Hospital streamlines communications systems
Valley Medical Center’s new communications platform has increased patient satisfaction scores.
Photo by UW Medicine Valley Medical Center
Valley Medical Center, an acute care, nonprofit community hospital in the suburbs of Seattle, always has had a strong commitment to using innovative health care technologies. The hospital has earned numerous accolades attesting to that fact, such as being named one of health care’s Most Wired and reaching Healthcare Information and Management Systems Society Analytics Stage 7. However, the medical center struggled to find a simple, yet effective, communications network.
Valley Medical Center — which is an entity of University of Washington Medicine and manages a network of primary care, urgent care and specialty care clinics — suffered from communication overload. A tangled web of landline phones, legacy mobile phones, pagers, handheld radios and overhead paging ultimately resulted in disjointed communication that led to workflow delays and such staff annoyances as nurses having to wait for physicians to call back and hallways noisy with frequent overhead announcements.
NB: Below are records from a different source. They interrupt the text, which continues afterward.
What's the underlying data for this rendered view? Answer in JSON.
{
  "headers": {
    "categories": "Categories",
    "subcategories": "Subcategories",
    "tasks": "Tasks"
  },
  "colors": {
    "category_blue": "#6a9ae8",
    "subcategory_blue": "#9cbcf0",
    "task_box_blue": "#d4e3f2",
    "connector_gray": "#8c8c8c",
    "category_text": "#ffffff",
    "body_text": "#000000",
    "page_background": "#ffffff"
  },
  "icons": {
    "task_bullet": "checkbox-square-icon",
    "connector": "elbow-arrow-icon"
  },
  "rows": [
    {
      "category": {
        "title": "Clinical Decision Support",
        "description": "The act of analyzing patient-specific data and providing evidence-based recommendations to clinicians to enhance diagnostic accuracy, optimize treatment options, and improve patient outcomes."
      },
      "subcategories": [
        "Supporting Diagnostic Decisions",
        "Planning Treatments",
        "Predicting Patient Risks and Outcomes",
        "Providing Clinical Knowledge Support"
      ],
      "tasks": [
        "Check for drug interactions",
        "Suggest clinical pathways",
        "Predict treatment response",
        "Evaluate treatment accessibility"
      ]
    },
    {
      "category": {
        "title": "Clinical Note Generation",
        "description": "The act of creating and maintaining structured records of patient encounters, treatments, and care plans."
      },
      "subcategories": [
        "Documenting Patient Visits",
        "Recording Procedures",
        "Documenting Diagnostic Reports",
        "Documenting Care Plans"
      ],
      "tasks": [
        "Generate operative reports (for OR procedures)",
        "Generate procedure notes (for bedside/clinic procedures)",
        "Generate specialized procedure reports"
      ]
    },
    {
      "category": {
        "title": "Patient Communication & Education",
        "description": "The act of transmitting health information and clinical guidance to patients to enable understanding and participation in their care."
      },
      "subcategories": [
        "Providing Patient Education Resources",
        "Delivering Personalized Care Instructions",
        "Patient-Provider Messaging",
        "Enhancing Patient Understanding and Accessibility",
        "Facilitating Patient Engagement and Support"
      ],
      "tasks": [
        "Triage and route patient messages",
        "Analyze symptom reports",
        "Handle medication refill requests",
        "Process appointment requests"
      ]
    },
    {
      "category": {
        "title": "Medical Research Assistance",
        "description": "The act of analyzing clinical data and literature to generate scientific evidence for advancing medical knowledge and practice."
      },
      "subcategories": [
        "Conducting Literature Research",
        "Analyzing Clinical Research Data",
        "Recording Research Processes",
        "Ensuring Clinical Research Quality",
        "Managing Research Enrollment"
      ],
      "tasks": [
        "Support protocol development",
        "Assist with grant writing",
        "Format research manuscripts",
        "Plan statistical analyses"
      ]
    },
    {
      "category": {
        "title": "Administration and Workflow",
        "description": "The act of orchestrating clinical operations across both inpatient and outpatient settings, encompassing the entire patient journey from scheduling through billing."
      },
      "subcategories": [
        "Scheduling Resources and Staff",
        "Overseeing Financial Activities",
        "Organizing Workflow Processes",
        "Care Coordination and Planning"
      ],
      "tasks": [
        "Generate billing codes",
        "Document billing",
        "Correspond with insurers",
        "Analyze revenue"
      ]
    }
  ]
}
The environment was affecting staff and patient satisfaction. It also was a roadblock in the hospital’s efforts to implement quality measures and process improvements to ensure Centers for Medicare & Medicaid Services reimbursements and avoid penalties.
Project profile |
FACILITY // Valley Medical Center CHALLENGE // Integrated communications platform SOLUTION // Voalte software platform |
The medical center sought a comprehensive, secure platform that would consolidate communications and notifications on an easy-to-use smartphone, while also allowing access to its Epic electronic health record (EHR) system installed in 2012. Valley Medical Center laid out five strategic goals: to increase patient satisfaction, decrease patient-safety indicators, maintain clinicians’ overall satisfaction, improve operating efficiency and be fiscally responsible.
The organization chose Voalte Platform, which allowed the medical center to integrate its EHR, nurse call and patient monitoring systems with mobile technologies. The Voalte Platform upgrade implemented shared Apple iPhones for nurses, technicians, therapists and providers who worked inside the hospital. Phase 1 rolled out the smartphones in its renal respiratory unit, the hospital’s biggest and most active unit. James Jones, BSN, MSN, NEA-BC, vice president of patient care services and nursing operations, led a multidisciplinary team to set project goals, work with the clinical informatics and information technology teams to integrate the new technology with existing systems, collaborate with clinical staff and educate them on how to use the smartphones.
Nurses and other clinical staff transitioned easily to the iPhones. The simple user interface and Voalte Directory make it easy to connect with the appropriate person at the right time, and secure text messages have replaced phone calls as the main method of communication.
Before implementing Voalte Platform, Valley Medical Center performed an assessment to analyze key indicators on six medical-surgical units, including pressure ulcers and skin integrity events, fall-and-slip events, and medication events.
“After implementing Voalte Platform and optimizing some of our workflow processes, we saw health care-associated pressure ulcers, other skin integrity events and medication errors drop significantly,” Jones says. “In the first three months, we saved roughly $54,000 in cost avoidance on the renal respiratory unit, and saw patient satisfaction scores rise to the 99th percentile. We are continuing to work on reducing fall-and-slip events using bed-exit alarms routed from Rauland Responder 5 via Connexall middleware to the appropriate nurse’s smartphone, and we are trending in the right direction.”
Valley Medical Center is now rolling out Voalte Platform to all of its clinical departments. The medical center will continue to roll out the Voalte Me app for physicians and residents, allowing them to use personal smartphones to securely communicate and collaborate with the rest of the care team. The hospital also will work with Voalte and Connexall to analyze workflow efficiencies, adjust alarm settings, and manage notifications from nurse call, physiological monitors and the EHR.
Wayne Manuel, Valley Medical Center’s senior vice president of strategic services, says, “The communication technology has been transformational so far, but we have even higher aspirations in applying this technology across our ambulatory network.”